A checker is placed on a square of an infinite checkerboard, where each square is 1cm by 1 cm. It moves according to the following rules:
1/ In the first move, the checker moves 1 square North
2/ All odd numbered moves are North or South and all even numbered moves are East or West
3/ In the n-th move, the checker makes a move of n squares in the same direction.
The checker makes 12 moves so that the distance between the centers of its initial and final squares is as small as possible. What is this minimum distance?
For the question above, I reasoned, that the shortest distance, will be worked out, if the checker, moves around, in a spiral fashion. Unforunately, that does not produce the right answer.
Can you guys, please inform me, what kind of shape, I should have thought of using, in order to achieve the minimum distance, and with that shape, what the distance works out to be?
Thanking you in advance
Best Answer
The horizontal displacement of the checker after the 12 moves is of the form $$\pm2\pm4\pm6\pm8\pm10\pm12$$ Similarly, the vertical displacement is of the form $$1\pm3\pm5\pm7\pm9\pm11$$ and we want to minimise the absolute value of both expressions by some choice of signs.

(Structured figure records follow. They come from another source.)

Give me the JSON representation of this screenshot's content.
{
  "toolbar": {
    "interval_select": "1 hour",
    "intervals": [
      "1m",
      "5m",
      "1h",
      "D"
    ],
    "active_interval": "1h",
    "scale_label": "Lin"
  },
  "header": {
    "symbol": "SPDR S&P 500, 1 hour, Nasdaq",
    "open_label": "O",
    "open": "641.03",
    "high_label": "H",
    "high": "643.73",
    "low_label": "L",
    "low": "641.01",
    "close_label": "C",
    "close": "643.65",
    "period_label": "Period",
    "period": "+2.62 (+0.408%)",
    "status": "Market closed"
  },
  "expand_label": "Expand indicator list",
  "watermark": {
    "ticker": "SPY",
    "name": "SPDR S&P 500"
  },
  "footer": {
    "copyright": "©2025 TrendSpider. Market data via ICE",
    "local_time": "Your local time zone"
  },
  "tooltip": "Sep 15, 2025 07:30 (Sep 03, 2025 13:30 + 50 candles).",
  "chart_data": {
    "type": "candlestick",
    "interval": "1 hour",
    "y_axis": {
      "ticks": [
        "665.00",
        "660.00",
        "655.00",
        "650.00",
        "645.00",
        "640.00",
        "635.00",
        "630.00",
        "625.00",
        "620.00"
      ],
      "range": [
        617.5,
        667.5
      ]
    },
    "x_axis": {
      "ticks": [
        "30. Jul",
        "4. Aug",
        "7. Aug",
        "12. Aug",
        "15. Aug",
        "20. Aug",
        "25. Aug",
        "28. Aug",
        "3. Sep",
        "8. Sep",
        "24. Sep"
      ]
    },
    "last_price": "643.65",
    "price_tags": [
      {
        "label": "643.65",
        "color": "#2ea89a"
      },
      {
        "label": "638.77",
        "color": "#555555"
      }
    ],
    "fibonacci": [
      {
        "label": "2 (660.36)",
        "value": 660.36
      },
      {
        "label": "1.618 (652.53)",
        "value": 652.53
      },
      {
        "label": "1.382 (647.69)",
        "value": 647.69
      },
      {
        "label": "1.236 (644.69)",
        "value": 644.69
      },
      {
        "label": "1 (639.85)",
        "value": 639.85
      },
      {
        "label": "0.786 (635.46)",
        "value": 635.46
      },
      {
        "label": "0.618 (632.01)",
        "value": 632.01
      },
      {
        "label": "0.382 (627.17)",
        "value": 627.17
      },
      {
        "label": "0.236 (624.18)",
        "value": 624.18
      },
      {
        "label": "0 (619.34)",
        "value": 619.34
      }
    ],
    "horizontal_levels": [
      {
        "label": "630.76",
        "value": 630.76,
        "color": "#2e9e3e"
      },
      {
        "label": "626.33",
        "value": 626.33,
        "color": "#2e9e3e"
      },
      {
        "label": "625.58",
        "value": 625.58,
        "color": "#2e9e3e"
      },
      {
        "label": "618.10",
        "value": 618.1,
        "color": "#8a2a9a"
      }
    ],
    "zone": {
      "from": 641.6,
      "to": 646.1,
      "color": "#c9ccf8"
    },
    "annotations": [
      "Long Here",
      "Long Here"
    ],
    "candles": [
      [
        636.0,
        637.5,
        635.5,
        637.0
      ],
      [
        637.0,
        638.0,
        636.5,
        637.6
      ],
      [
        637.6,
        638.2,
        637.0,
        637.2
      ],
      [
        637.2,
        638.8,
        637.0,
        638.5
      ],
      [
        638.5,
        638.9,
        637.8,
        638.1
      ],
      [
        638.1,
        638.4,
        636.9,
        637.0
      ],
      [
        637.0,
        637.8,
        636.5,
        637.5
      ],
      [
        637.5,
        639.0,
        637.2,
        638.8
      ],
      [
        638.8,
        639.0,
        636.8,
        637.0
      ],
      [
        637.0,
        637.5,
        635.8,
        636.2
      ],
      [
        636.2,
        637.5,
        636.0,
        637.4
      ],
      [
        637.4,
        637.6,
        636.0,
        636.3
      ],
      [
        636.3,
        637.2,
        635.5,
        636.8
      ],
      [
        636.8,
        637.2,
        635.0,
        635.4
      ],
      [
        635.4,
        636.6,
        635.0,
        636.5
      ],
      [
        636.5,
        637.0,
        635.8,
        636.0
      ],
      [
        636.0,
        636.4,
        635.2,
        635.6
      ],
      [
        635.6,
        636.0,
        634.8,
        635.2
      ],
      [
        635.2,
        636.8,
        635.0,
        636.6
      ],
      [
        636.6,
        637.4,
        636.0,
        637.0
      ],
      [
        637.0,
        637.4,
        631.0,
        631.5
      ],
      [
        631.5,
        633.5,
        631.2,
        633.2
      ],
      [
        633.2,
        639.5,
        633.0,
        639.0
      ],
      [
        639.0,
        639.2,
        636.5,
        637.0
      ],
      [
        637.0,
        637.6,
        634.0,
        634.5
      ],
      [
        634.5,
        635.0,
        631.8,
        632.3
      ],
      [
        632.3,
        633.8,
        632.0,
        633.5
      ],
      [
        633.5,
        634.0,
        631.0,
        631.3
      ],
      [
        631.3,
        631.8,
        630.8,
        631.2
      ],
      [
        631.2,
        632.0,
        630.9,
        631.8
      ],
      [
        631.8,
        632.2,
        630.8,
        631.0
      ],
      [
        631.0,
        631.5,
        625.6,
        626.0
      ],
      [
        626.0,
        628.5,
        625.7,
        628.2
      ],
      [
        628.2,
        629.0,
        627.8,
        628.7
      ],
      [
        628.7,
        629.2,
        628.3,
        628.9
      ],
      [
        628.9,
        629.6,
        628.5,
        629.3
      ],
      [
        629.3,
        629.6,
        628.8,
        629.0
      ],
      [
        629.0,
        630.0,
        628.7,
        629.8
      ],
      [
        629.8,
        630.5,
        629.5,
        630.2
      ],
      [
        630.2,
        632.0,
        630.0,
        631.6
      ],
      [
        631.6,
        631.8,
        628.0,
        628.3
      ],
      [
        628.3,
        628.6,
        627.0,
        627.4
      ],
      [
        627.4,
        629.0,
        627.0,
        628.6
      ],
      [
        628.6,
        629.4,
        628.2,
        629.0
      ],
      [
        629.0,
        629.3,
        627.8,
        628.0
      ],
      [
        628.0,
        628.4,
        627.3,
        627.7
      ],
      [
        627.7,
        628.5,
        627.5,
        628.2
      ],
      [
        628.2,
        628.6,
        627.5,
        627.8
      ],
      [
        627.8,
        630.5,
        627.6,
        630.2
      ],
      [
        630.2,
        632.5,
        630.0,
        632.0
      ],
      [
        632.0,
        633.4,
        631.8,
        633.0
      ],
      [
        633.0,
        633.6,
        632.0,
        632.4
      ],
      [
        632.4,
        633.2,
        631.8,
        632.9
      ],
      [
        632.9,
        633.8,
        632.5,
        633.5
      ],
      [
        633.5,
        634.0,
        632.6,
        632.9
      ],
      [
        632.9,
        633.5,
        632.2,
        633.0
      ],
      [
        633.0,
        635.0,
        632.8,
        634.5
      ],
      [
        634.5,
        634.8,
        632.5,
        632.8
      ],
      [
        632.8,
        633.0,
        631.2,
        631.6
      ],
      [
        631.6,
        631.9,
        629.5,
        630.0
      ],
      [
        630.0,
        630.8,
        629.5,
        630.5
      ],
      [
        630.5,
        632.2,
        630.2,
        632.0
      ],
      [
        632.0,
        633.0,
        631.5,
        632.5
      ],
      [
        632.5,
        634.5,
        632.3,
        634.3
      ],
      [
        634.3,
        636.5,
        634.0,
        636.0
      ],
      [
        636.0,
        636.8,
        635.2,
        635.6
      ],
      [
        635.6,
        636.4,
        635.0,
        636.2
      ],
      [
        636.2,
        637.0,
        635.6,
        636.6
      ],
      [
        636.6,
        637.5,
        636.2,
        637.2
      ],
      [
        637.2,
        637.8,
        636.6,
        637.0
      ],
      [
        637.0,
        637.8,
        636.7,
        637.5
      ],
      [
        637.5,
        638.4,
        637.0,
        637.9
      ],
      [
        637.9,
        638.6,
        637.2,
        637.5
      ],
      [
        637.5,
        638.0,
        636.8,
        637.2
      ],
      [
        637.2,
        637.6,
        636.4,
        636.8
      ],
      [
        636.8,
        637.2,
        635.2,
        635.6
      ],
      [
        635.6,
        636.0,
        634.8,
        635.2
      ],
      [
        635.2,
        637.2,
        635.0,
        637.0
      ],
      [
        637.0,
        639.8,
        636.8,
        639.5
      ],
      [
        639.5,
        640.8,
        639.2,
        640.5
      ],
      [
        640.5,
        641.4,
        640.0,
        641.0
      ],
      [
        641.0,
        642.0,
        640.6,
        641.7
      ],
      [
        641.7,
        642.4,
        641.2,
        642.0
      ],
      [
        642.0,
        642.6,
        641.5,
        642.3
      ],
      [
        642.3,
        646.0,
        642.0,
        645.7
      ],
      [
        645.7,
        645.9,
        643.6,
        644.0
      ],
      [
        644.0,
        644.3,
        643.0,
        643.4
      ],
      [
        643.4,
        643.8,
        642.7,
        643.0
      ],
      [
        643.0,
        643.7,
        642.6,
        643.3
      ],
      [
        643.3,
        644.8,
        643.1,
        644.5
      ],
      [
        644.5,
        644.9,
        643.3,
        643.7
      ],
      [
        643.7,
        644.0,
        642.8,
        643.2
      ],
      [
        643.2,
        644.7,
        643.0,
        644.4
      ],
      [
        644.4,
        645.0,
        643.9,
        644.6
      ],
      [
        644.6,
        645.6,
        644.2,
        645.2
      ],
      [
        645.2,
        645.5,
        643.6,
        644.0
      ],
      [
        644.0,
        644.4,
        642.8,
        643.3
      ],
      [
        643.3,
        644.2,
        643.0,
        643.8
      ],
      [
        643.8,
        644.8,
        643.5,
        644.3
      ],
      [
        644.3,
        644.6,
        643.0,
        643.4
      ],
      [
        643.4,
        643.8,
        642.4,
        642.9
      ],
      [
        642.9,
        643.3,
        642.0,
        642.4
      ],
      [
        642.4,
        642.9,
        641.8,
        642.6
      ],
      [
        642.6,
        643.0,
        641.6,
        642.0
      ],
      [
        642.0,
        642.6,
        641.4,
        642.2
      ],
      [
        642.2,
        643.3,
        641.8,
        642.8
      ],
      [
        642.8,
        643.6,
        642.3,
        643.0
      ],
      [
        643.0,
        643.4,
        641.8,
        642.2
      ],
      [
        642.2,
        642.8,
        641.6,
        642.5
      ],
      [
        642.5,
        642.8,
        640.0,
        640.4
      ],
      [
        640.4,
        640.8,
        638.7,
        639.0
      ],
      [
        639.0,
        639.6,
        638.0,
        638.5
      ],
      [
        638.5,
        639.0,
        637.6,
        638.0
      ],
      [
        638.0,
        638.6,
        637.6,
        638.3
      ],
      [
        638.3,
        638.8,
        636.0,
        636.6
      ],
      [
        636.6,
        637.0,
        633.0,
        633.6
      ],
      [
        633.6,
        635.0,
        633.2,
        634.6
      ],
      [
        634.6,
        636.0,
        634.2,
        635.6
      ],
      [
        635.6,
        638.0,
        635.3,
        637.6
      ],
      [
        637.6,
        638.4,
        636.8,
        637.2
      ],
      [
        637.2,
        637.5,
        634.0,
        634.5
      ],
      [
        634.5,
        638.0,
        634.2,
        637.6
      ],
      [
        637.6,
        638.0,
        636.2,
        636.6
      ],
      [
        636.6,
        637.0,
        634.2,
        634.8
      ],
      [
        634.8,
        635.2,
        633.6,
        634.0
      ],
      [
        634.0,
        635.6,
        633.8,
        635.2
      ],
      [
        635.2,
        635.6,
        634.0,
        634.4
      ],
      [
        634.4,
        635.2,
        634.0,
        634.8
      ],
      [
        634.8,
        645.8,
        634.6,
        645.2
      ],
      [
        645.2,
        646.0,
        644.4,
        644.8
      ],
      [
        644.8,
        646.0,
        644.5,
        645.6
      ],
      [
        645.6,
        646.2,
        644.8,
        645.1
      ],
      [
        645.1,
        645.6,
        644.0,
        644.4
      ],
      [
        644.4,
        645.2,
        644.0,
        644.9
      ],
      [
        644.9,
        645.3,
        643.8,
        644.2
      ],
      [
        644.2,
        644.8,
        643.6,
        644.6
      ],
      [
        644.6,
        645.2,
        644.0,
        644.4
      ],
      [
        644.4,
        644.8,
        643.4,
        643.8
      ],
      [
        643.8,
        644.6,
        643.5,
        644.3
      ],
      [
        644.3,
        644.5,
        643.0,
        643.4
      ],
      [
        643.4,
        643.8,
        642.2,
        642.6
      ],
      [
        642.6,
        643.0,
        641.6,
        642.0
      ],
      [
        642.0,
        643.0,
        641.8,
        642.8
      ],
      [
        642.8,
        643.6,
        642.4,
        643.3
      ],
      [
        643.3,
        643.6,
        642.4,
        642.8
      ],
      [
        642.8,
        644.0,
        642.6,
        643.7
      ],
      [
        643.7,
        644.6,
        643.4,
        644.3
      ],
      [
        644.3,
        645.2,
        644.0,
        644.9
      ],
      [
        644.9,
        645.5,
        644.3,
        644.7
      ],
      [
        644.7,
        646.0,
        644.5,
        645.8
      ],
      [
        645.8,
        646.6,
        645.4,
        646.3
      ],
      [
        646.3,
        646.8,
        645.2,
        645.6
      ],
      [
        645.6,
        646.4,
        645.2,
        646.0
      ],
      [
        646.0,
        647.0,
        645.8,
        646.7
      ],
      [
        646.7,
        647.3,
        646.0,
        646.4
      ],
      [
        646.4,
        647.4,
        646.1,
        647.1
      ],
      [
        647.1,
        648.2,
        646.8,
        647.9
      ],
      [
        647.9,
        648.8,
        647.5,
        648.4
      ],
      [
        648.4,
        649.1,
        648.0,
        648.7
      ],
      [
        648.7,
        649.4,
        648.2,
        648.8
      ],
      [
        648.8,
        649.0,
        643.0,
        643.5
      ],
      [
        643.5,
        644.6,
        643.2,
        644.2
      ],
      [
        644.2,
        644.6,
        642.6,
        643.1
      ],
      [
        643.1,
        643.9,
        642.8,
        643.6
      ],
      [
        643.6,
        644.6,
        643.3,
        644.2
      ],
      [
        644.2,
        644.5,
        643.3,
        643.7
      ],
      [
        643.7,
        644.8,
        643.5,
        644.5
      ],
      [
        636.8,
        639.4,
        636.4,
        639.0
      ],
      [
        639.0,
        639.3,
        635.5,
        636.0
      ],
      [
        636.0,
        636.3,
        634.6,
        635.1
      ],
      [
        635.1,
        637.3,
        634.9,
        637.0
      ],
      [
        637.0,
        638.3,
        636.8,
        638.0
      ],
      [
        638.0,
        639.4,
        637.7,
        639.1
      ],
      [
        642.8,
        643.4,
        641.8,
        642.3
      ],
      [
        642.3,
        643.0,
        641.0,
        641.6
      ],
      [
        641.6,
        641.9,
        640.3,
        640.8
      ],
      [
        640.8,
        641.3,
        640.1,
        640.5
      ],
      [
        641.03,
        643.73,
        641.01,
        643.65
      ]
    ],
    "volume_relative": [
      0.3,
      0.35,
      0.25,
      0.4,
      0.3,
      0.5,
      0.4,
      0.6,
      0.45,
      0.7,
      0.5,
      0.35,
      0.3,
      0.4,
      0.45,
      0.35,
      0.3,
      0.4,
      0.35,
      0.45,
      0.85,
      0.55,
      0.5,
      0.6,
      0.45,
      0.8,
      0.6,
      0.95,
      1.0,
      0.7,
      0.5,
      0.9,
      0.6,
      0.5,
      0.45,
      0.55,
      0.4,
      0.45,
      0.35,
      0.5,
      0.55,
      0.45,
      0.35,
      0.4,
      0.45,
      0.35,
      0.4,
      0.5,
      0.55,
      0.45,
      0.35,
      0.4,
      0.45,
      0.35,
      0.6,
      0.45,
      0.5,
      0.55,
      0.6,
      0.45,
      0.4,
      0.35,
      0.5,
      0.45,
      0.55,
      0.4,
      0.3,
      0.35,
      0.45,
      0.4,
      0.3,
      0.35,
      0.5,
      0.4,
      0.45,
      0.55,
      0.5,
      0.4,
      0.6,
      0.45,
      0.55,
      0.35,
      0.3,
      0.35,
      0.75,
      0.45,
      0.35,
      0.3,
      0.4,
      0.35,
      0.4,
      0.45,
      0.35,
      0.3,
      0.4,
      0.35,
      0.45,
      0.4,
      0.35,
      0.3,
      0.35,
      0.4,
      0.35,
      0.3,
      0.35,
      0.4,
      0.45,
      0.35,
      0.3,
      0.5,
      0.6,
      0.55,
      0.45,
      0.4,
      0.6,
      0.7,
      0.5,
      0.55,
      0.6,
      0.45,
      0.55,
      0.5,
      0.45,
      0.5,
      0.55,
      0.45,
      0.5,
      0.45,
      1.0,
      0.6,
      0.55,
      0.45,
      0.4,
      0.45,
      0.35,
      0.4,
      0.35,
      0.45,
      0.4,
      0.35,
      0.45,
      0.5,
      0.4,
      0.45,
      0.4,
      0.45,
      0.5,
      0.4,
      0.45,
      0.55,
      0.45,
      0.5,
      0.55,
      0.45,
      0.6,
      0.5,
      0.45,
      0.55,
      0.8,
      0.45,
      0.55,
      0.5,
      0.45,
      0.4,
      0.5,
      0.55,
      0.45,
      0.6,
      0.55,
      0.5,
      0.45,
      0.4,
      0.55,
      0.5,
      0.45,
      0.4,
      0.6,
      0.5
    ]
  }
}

The best displacement we can achieve for the odd steps is $$1+3+5-7+9-11=0$$ But for a horizontal displacement of 0 some subset of the even numbers would have to sum to the impossibly odd 21, so we make do with a 22/20 split and $$2+4+6+8-10-12=-2$$ Translate a positive term to a movement north or east, and a negative term to a movement south or west. The displacement of the checker after these moves is then the smallest, 2 cm horizontally.